Responsibilities
• Evaluate AI model responses for personalization quality, including grounding, integration, and helpfulness.
• Design and execute multi-turn prompts based on personal context to test AI capabilities.
• Analyze responses for hallucinations, incorrect personalization, and poor inferences.
• Perform side-by-side comparison of model outputs to determine quality and effectiveness.
• Write clear and structured rationales for response evaluations and rankings.
• Extract and verify debug information to ensure proper use of data sources.
• Maintain strict data hygiene and ensure accurate documentation of evaluations.
• Collaborate with cross-functional teams to improve AI model performance.
Requirements
• Strong proficiency in Polish with excellent reading and writing skills.
• Experience in data annotation, AI evaluation, content moderation, or a related role.
• Strong analytical thinking and ability to assess nuanced AI responses.
• Ability to design creative, multi-turn prompts based on personal context.

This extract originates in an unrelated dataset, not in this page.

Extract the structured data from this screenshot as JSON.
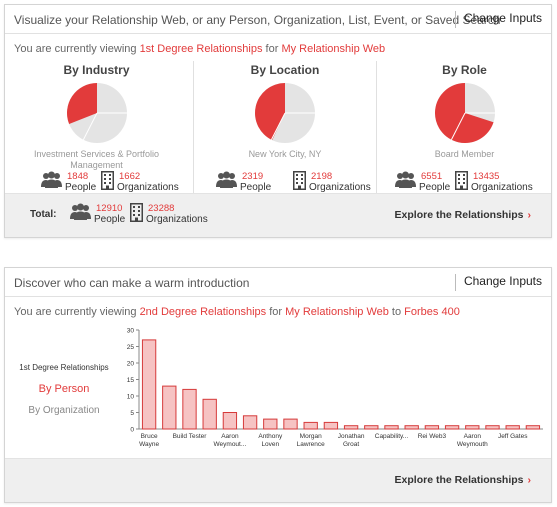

• Understanding of personalization concepts, including identifying incorrect or forced personalization.
• High attention to detail in evaluating subtle differences in model outputs.
• Excellent written communication and structured reasoning skills.
• Ability to work independently in a remote environment.
• Willingness to use a personal Google account for evaluation purposes.
• Full-time availability with at least 4 hours overlap with PST.
• Bachelor’s degree or equivalent experience in a relevant analytical field.